Improving Opinion-based Question Answering Systems Through Label Error
Detection and Overwrite
- URL: http://arxiv.org/abs/2306.07499v1
- Date: Tue, 13 Jun 2023 02:20:58 GMT
- Title: Improving Opinion-based Question Answering Systems Through Label Error
Detection and Overwrite
- Authors: Xiao Yang, Ahmed K. Mohamed, Shashank Jain, Stanislav Peshterliev,
Debojeet Chatterjee, Hanwen Zha, Nikita Bhalla, Gagan Aneja and Pranab
Mohanty
- Abstract summary: We propose LEDO: a model-agnostic and computationally efficient framework for Label Error Detection and Overwrite.
LEDO is based on Monte Carlo Dropout combined with uncertainty metrics, and can be easily generalized to multiple tasks and data sets.

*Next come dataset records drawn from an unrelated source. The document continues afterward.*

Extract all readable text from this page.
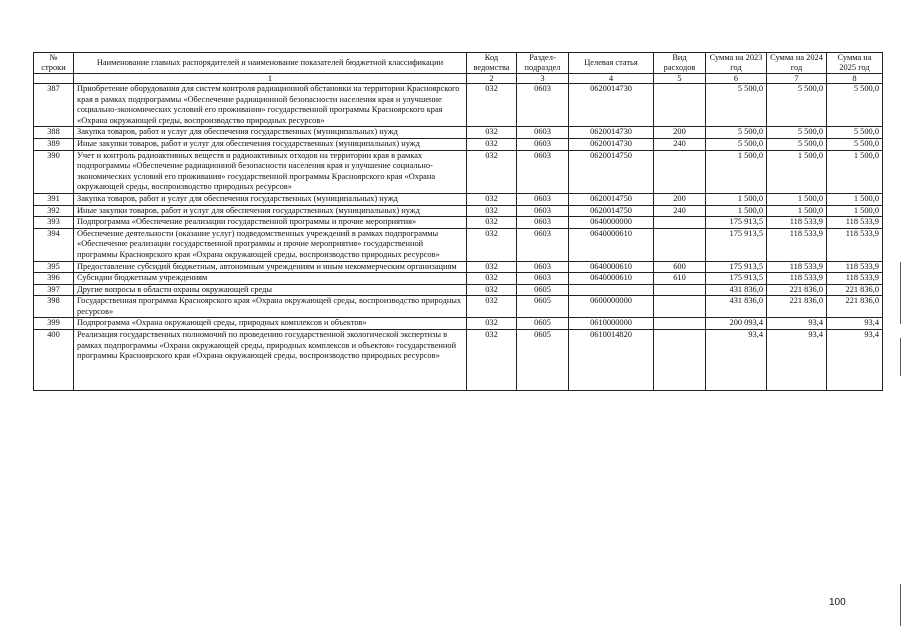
№ строки	Наименование главных распорядителей и наименование показателей бюджетной классификации	Код ведомства	Раздел-подраздел	Целевая статья	Вид расходов	Сумма на 2023 год	Сумма на 2024 год	Сумма на 2025 год
	1	2	3	4	5	6	7	8
387	Приобретение оборудования для систем контроля радиационной обстановки на территории Красноярского края в рамках подпрограммы «Обеспечение радиационной безопасности населения края и улучшение социально-экономических условий его проживания» государственной программы Красноярского края «Охрана окружающей среды, воспроизводство природных ресурсов»	032	0603	0620014730		5 500,0	5 500,0	5 500,0
388	Закупка товаров, работ и услуг для обеспечения государственных (муниципальных) нужд	032	0603	0620014730	200	5 500,0	5 500,0	5 500,0
389	Иные закупки товаров, работ и услуг для обеспечения государственных (муниципальных) нужд	032	0603	0620014730	240	5 500,0	5 500,0	5 500,0
390	Учет и контроль радиоактивных веществ и радиоактивных отходов на территории края в рамках подпрограммы «Обеспечение радиационной безопасности населения края и улучшение социально-экономических условий его проживания» государственной программы Красноярского края «Охрана окружающей среды, воспроизводство природных ресурсов»	032	0603	0620014750		1 500,0	1 500,0	1 500,0
391	Закупка товаров, работ и услуг для обеспечения государственных (муниципальных) нужд	032	0603	0620014750	200	1 500,0	1 500,0	1 500,0
392	Иные закупки товаров, работ и услуг для обеспечения государственных (муниципальных) нужд	032	0603	0620014750	240	1 500,0	1 500,0	1 500,0
393	Подпрограмма «Обеспечение реализации государственной программы и прочие мероприятия»	032	0603	0640000000		175 913,5	118 533,9	118 533,9
394	Обеспечение деятельности (оказание услуг) подведомственных учреждений в рамках подпрограммы «Обеспечение реализации государственной программы и прочие мероприятия» государственной программы Красноярского края «Охрана окружающей среды, воспроизводство природных ресурсов»	032	0603	0640000610		175 913,5	118 533,9	118 533,9
395	Предоставление субсидий бюджетным, автономным учреждениям и иным некоммерческим организациям	032	0603	0640000610	600	175 913,5	118 533,9	118 533,9
396	Субсидии бюджетным учреждениям	032	0603	0640000610	610	175 913,5	118 533,9	118 533,9
397	Другие вопросы в области охраны окружающей среды	032	0605			431 836,0	221 836,0	221 836,0
398	Государственная программа Красноярского края «Охрана окружающей среды, воспроизводство природных ресурсов»	032	0605	0600000000		431 836,0	221 836,0	221 836,0
399	Подпрограмма «Охрана окружающей среды, природных комплексов и объектов»	032	0605	0610000000		200 093,4	93,4	93,4
400	Реализация государственных полномочий по проведению государственной экологической экспертизы в рамках подпрограммы «Охрана окружающей среды, природных комплексов и объектов» государственной программы Красноярского края «Охрана окружающей среды, воспроизводство природных ресурсов»	032	0605	0610014820		93,4	93,4	93,4
100
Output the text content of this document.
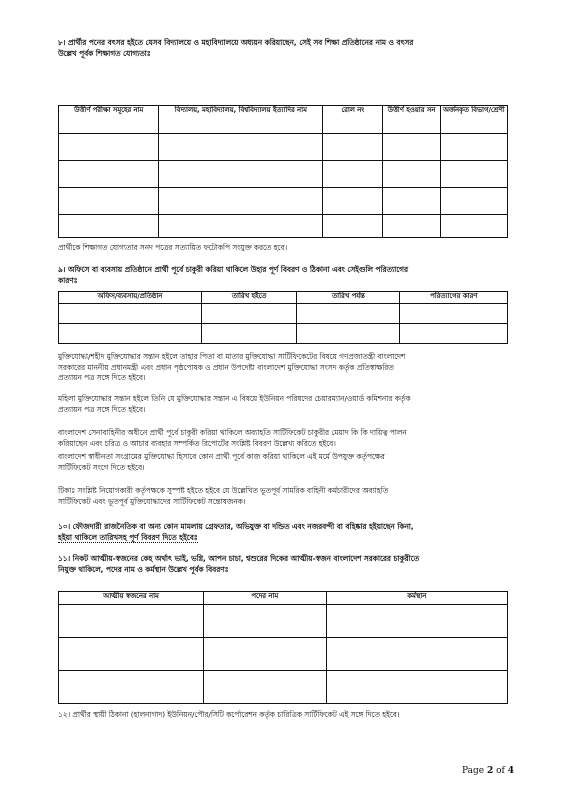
৮। প্রার্থীর পনের বৎসর হইতে যেসব বিদ্যালয়ে ও মহাবিদ্যালয়ে অধ্যয়ন করিয়াছেন, সেই সব শিক্ষা প্রতিষ্ঠানের নাম ও বৎসর
উল্লেখ পূর্বক শিক্ষাগত যোগ্যতাঃ
উত্তীর্ণ পরীক্ষা সমূহের নাম	বিদ্যালয়, মহাবিদ্যালয়, বিশ্ববিদ্যালয় ইত্যাদির নাম	রোল নং	উত্তীর্ণ হওয়ার সন	অর্জনকৃত বিভাগ/শ্রেণী

প্রার্থীকে শিক্ষাগত যোগ্যতার সনদ পত্রের সত্যায়িত ফটোকপি সংযুক্ত করতে হবে।
৯। অফিসে বা ব্যবসায় প্রতিষ্ঠানে প্রার্থী পূর্বে চাকুরী করিয়া থাকিলে উহার পূর্ণ বিবরণ ও ঠিকানা এবং সেইগুলি পরিত্যাগের
কারণঃ
অফিস/ব্যবসায়/প্রতিষ্ঠান	তারিখ হইতে	তারিখ পর্যন্ত	পরিত্যাগের কারণ

মুক্তিযোদ্ধা/শহীদ মুক্তিযোদ্ধার সন্তান হইলে তাহার পিতা বা মাতার মুক্তিযোদ্ধা সার্টিফিকেটের বিষয়ে গণপ্রজাতন্ত্রী বাংলাদেশ
সরকারের মাননীয় প্রধানমন্ত্রী এবং প্রধান পৃষ্ঠপোষক ও প্রধান উপদেষ্টা বাংলাদেশ মুক্তিযোদ্ধা সংসদ কর্তৃক প্রতিস্বাক্ষরিত
প্রত্যায়ন পত্র সঙ্গে দিতে হইবে।
মহিলা মুক্তিযোদ্ধার সন্তান হইলে তিনি যে মুক্তিযোদ্ধার সন্তান এ বিষয়ে ইউনিয়ন পরিষদের চেয়ারম্যান/ওয়ার্ড কমিশনার কর্তৃক
প্রত্যায়ন পত্র সঙ্গে দিতে হইবে।
বাংলাদেশ সেনাবাহিনীর অধীনে প্রার্থী পূর্বে চাকুরী করিয়া থাকিলে অব্যাহতি সার্টিফিকেট চাকুরীর মেয়াদ কি কি দায়িত্ব পালন
করিয়াছেন এবং চরিত্র ও আচার ব্যবহার সম্পর্কিত রিপোর্টের সংশ্লিষ্ট বিবরণ উল্লেখ্য করিতে হইবে।
বাংলাদেশ স্বাধীনতা সংগ্রামের মুক্তিযোদ্ধা হিসাবে কোন প্রার্থী পূর্বে কাজ করিয়া থাকিলে এই মর্মে উপযুক্ত কর্তৃপক্ষের
সার্টিফিকেট সংগে দিতে হইবে।
টিকাঃ সংশ্লিষ্ট নিয়োগকারী কর্তৃপক্ষকে সুস্পষ্ট হইতে হইবে যে উল্লেখিত ভূতপূর্ব সামরিক বাহিনী কর্মচারীদের অব্যাহতি
সার্টিফিকেট এবং ভূতপূর্ব মুক্তিযোদ্ধাদের সার্টিফিকেট সন্তোষজনক।
১০। ফৌজদারী রাজনৈতিক বা অন্য কোন মামলায় গ্রেফতার, অভিযুক্ত বা দন্ডিত এবং নজরবন্দী বা বহিষ্কার হইয়াছেন কিনা,
হইয়া থাকিলে তারিখসহ পূর্ণ বিবরণ দিতে হইবেঃ
১১। নিকট আত্মীয়-স্বজনের কেহ অর্থাৎ ভাই, ভগ্নি, আপন চাচা, শ্বশুরের দিকের আত্মীয়-স্বজন বাংলাদেশ সরকারের চাকুরীতে
নিযুক্ত থাকিলে, পদের নাম ও কর্মস্থান উল্লেখ পূর্বক বিবরণঃ
আত্মীয় স্বজনের নাম	পদের নাম	কর্মস্থান

১২। প্রার্থীর স্থায়ী ঠিকানা (হালনাগাদ) ইউনিয়ন/পৌর/সিটি কর্পোরেশন কর্তৃক চারিত্রিক সার্টিফিকেট এই সঙ্গে দিতে হইবে।
Page 2 of 4
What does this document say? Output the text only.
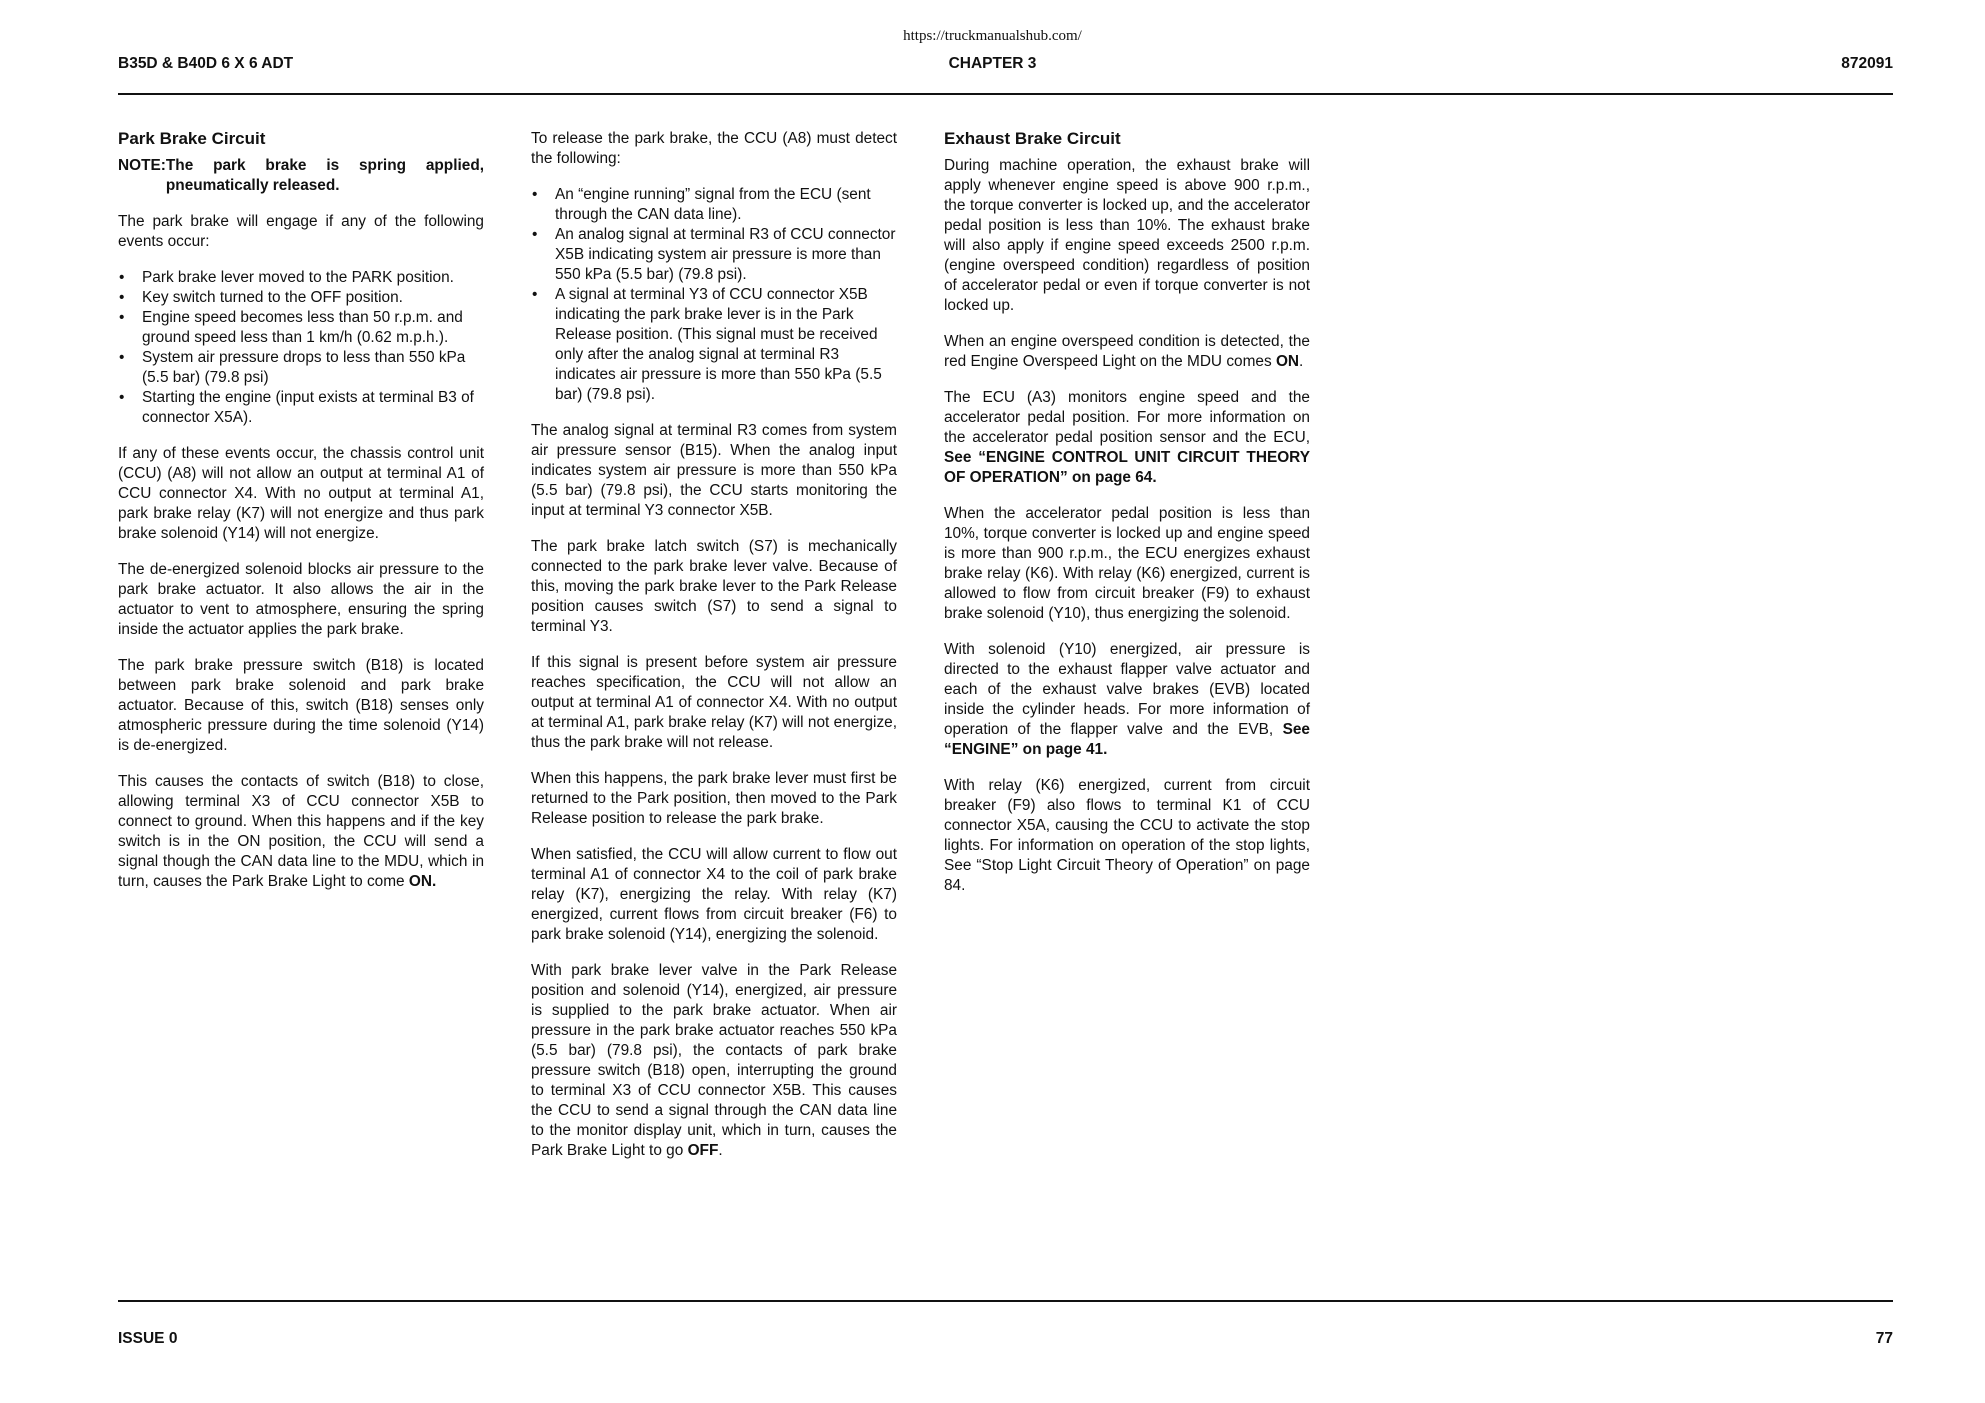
https://truckmanualshub.com/
B35D & B40D 6 X 6 ADT	CHAPTER 3	872091
Park Brake Circuit
NOTE: The park brake is spring applied, pneumatically released.

The park brake will engage if any of the following events occur:

• Park brake lever moved to the PARK position.
• Key switch turned to the OFF position.
• Engine speed becomes less than 50 r.p.m. and ground speed less than 1 km/h (0.62 m.p.h.).
• System air pressure drops to less than 550 kPa (5.5 bar) (79.8 psi)
• Starting the engine (input exists at terminal B3 of connector X5A).

If any of these events occur, the chassis control unit (CCU) (A8) will not allow an output at terminal A1 of CCU connector X4. With no output at terminal A1, park brake relay (K7) will not energize and thus park brake solenoid (Y14) will not energize.

The de-energized solenoid blocks air pressure to the park brake actuator. It also allows the air in the actuator to vent to atmosphere, ensuring the spring inside the actuator applies the park brake.

The park brake pressure switch (B18) is located between park brake solenoid and park brake actuator. Because of this, switch (B18) senses only atmospheric pressure during the time solenoid (Y14) is de-energized.

This causes the contacts of switch (B18) to close, allowing terminal X3 of CCU connector X5B to connect to ground. When this happens and if the key switch is in the ON position, the CCU will send a signal though the CAN data line to the MDU, which in turn, causes the Park Brake Light to come ON.

To release the park brake, the CCU (A8) must detect the following:

• An “engine running” signal from the ECU (sent through the CAN data line).
• An analog signal at terminal R3 of CCU connector X5B indicating system air pressure is more than 550 kPa (5.5 bar) (79.8 psi).
• A signal at terminal Y3 of CCU connector X5B indicating the park brake lever is in the Park Release position. (This signal must be received only after the analog signal at terminal R3 indicates air pressure is more than 550 kPa (5.5 bar) (79.8 psi).

The analog signal at terminal R3 comes from system air pressure sensor (B15). When the analog input indicates system air pressure is more than 550 kPa (5.5 bar) (79.8 psi), the CCU starts monitoring the input at terminal Y3 connector X5B.

The park brake latch switch (S7) is mechanically connected to the park brake lever valve. Because of this, moving the park brake lever to the Park Release position causes switch (S7) to send a signal to terminal Y3.

If this signal is present before system air pressure reaches specification, the CCU will not allow an output at terminal A1 of connector X4. With no output at terminal A1, park brake relay (K7) will not energize, thus the park brake will not release.

When this happens, the park brake lever must first be returned to the Park position, then moved to the Park Release position to release the park brake.

When satisfied, the CCU will allow current to flow out terminal A1 of connector X4 to the coil of park brake relay (K7), energizing the relay. With relay (K7) energized, current flows from circuit breaker (F6) to park brake solenoid (Y14), energizing the solenoid.

With park brake lever valve in the Park Release position and solenoid (Y14), energized, air pressure is supplied to the park brake actuator. When air pressure in the park brake actuator reaches 550 kPa (5.5 bar) (79.8 psi), the contacts of park brake pressure switch (B18) open, interrupting the ground to terminal X3 of CCU connector X5B. This causes the CCU to send a signal through the CAN data line to the monitor display unit, which in turn, causes the Park Brake Light to go OFF.

Exhaust Brake Circuit

During machine operation, the exhaust brake will apply whenever engine speed is above 900 r.p.m., the torque converter is locked up, and the accelerator pedal position is less than 10%. The exhaust brake will also apply if engine speed exceeds 2500 r.p.m. (engine overspeed condition) regardless of position of accelerator pedal or even if torque converter is not locked up.

When an engine overspeed condition is detected, the red Engine Overspeed Light on the MDU comes ON.

The ECU (A3) monitors engine speed and the accelerator pedal position. For more information on the accelerator pedal position sensor and the ECU, See “ENGINE CONTROL UNIT CIRCUIT THEORY OF OPERATION” on page 64.

When the accelerator pedal position is less than 10%, torque converter is locked up and engine speed is more than 900 r.p.m., the ECU energizes exhaust brake relay (K6). With relay (K6) energized, current is allowed to flow from circuit breaker (F9) to exhaust brake solenoid (Y10), thus energizing the solenoid.

With solenoid (Y10) energized, air pressure is directed to the exhaust flapper valve actuator and each of the exhaust valve brakes (EVB) located inside the cylinder heads. For more information of operation of the flapper valve and the EVB, See “ENGINE” on page 41.

With relay (K6) energized, current from circuit breaker (F9) also flows to terminal K1 of CCU connector X5A, causing the CCU to activate the stop lights. For information on operation of the stop lights, See “Stop Light Circuit Theory of Operation” on page 84.

ISSUE 0	77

Applying LEDO to an industry opinion-based question answering system demonstrates it is effective at improving accuracy in all the core models.
- Score: 4.894035903847371
- License: http://creativecommons.org/licenses/by-nc-sa/4.0/
- Abstract: Label error is a ubiquitous problem in annotated data. Large amounts of label
error substantially degrades the quality of deep learning models. Existing
methods to tackle the label error problem largely focus on the classification
task, and either rely on task specific architecture or require non-trivial
additional computations, which is undesirable or even unattainable for industry
usage. In this paper, we propose LEDO: a model-agnostic and computationally
efficient framework for Label Error Detection and Overwrite. LEDO is based on
Monte Carlo Dropout combined with uncertainty metrics, and can be easily
generalized to multiple tasks and data sets. Applying LEDO to an industry
opinion-based question answering system demonstrates it is effective at
improving accuracy in all the core models. Specifically, LEDO brings 1.1% MRR
gain for the retrieval model, 1.5% PR AUC improvement for the machine reading
comprehension model, and 0.9% rise in the Average Precision for the ranker, on
top of the strong baselines with a large-scale social media dataset.
Importantly, LEDO is computationally efficient compared to methods that require
loss function change, and cost-effective as the resulting data can be used in
the same continuous training pipeline for production. Further analysis shows
that these gains come from an improved decision boundary after cleaning the
label errors existed in the training data.